I’m picking on OpenAI here, but across the industry you can see everyone from Oracle to Microsoft boasting of the amounts of money they’re spending on hardware, and for the same reasons. They get a lot more positive coverage, and a much larger share price boost, from this than they would announcing they’re hiring a thousand engineers to get more value from their existing hardware.
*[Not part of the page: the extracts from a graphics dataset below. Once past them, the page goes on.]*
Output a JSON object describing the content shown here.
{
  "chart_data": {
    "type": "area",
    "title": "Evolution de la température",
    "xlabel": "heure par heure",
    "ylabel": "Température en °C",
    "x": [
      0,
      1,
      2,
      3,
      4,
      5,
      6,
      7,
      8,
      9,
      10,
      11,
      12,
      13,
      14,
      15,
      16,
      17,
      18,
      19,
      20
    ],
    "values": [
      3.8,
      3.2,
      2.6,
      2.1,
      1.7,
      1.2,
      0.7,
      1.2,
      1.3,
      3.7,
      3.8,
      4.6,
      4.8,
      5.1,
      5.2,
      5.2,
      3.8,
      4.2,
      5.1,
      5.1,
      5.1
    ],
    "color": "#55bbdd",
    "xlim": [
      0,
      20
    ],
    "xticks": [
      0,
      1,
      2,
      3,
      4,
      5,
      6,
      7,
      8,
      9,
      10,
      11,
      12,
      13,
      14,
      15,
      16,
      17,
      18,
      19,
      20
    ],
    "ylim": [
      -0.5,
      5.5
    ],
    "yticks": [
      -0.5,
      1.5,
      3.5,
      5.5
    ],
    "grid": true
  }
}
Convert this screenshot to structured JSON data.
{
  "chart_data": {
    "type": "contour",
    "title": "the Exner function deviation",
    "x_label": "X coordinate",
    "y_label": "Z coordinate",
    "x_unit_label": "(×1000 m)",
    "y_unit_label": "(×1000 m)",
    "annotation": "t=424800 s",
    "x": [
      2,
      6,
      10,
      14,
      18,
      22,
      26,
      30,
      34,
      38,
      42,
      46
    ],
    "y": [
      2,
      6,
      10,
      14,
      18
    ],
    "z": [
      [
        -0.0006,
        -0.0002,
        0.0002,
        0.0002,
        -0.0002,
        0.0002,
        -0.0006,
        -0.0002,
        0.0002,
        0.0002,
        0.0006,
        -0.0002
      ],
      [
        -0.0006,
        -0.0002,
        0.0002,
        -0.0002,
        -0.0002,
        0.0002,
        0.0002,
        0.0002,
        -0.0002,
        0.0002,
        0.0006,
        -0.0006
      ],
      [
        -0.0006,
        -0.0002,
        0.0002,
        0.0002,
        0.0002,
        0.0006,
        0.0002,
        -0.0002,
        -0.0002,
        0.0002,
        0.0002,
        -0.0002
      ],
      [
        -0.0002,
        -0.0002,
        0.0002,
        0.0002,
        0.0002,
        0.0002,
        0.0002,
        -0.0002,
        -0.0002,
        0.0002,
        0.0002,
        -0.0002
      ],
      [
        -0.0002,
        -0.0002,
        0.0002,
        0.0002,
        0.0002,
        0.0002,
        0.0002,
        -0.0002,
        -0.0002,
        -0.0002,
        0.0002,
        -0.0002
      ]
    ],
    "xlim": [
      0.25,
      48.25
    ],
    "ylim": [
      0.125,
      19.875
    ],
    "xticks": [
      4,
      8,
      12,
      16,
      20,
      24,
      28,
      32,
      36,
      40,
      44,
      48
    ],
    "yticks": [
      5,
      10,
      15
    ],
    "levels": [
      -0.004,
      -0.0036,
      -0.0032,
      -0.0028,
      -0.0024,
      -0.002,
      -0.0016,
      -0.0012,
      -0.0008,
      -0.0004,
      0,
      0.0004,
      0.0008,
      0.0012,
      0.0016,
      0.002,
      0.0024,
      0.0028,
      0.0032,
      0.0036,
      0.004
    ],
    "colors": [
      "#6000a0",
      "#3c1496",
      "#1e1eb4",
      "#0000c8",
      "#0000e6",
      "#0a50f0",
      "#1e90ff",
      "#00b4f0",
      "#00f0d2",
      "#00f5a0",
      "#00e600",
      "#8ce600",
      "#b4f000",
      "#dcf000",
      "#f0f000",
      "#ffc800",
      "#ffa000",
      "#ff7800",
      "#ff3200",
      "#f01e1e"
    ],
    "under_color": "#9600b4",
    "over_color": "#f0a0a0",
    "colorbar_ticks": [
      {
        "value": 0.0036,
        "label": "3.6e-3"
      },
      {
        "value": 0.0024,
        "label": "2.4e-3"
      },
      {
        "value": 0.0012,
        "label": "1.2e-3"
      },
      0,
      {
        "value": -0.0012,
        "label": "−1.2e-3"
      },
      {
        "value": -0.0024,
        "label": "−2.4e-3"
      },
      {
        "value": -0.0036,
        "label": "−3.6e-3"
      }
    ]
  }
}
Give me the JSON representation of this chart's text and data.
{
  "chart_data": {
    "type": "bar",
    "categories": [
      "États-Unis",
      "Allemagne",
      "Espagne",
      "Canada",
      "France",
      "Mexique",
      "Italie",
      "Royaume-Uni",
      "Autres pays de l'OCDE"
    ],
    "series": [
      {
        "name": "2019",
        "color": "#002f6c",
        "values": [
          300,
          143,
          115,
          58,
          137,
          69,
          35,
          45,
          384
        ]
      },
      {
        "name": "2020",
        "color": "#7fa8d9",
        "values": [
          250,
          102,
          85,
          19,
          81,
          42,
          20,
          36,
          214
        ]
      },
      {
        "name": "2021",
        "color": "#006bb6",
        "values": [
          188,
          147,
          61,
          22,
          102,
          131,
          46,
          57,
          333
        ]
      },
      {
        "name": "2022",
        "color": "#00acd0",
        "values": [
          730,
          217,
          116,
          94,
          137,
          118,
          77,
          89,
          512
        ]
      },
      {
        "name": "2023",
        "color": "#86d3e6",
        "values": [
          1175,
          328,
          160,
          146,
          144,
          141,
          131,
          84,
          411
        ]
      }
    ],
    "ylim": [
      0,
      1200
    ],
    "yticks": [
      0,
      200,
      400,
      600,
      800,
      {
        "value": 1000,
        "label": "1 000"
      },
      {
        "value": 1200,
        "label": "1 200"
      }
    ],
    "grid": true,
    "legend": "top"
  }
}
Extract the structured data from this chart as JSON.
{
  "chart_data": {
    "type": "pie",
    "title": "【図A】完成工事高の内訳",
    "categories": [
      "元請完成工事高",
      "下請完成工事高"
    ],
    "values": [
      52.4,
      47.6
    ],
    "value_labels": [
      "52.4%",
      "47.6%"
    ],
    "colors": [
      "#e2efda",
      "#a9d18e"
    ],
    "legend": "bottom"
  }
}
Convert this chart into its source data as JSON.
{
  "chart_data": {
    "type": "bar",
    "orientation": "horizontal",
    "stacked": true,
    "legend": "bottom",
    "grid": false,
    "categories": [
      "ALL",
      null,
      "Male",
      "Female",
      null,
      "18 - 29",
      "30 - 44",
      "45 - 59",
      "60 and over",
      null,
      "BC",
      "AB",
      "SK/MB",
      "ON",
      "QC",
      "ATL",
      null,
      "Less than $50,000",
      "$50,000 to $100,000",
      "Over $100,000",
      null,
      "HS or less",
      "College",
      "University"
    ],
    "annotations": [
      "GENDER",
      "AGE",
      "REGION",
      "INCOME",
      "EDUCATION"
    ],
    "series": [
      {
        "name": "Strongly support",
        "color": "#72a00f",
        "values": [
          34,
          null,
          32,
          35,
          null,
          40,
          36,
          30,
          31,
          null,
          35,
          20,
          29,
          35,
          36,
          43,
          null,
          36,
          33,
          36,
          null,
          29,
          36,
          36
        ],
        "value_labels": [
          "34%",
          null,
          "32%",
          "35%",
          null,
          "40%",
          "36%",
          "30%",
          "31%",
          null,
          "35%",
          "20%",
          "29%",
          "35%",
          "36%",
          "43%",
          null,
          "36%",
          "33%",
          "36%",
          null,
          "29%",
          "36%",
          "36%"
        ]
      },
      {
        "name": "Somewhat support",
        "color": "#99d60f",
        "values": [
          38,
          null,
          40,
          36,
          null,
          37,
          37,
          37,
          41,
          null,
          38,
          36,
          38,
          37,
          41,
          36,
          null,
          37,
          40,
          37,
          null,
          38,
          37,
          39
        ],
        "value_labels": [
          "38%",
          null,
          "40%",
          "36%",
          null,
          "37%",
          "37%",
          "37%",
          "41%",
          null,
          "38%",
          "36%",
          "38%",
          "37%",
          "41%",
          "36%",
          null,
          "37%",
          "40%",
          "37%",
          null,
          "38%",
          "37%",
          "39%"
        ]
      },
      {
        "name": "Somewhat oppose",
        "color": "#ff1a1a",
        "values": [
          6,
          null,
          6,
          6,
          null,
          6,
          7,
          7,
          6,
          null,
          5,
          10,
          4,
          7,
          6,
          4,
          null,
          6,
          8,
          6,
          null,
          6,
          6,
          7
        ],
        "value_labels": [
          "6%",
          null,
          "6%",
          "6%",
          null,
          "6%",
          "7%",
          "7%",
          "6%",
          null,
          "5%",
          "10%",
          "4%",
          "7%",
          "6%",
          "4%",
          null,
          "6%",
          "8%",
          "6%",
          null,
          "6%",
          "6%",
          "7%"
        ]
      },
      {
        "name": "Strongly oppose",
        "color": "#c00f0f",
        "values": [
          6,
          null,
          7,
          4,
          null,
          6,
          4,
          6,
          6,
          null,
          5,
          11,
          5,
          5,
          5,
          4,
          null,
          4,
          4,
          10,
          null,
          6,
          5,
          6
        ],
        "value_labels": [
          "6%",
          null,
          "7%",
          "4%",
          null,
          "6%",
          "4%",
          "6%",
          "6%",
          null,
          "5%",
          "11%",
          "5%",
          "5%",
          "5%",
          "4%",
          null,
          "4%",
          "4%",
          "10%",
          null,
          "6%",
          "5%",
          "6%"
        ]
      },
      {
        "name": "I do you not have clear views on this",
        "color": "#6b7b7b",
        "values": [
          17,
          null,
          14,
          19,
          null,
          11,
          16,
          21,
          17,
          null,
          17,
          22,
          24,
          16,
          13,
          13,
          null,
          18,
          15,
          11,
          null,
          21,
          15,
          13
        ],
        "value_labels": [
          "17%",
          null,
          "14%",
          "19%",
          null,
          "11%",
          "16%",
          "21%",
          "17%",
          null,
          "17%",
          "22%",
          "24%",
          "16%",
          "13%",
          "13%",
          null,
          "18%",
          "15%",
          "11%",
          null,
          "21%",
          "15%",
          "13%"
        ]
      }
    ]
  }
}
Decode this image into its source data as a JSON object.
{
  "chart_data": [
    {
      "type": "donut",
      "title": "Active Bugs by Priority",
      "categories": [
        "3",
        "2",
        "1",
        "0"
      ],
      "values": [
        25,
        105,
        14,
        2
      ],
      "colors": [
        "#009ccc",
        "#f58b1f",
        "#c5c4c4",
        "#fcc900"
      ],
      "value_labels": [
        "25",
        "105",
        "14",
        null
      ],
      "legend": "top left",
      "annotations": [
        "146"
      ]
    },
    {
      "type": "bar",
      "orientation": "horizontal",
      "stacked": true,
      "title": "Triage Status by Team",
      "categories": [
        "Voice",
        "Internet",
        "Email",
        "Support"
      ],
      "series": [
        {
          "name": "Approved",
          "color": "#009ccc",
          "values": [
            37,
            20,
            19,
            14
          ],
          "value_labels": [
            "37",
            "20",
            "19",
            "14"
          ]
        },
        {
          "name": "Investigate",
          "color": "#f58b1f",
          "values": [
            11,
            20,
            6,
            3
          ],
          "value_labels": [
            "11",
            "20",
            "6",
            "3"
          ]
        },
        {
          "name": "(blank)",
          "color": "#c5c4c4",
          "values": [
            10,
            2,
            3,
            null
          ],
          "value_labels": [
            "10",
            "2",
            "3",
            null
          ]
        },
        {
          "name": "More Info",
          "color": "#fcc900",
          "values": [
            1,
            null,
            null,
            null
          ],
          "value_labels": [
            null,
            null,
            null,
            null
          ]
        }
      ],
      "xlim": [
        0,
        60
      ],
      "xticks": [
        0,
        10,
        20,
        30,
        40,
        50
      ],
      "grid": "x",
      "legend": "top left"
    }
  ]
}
If I’m right, this spending is unsustainable. I was in the tech industry during the dot com boom, and I saw a similar dynamic with Sun workstations. For a couple of years every startup needed to raise millions of dollars just to launch a website, because the only real option was buying expensive Sun servers and closed software. Then Google came along, and proved that using a lot of cheap PCs running open-source software was cheaper and much more scalable. Nvidia these days feels like Sun did then, and so I bet over the next few years there will be a lot of chatbot startups based on cheap PCs with open source models running on CPUs. Of course I made a similar prediction in 2023, and Nvidia’s valuation has quadrupled since then, so don’t look to me for stock tips!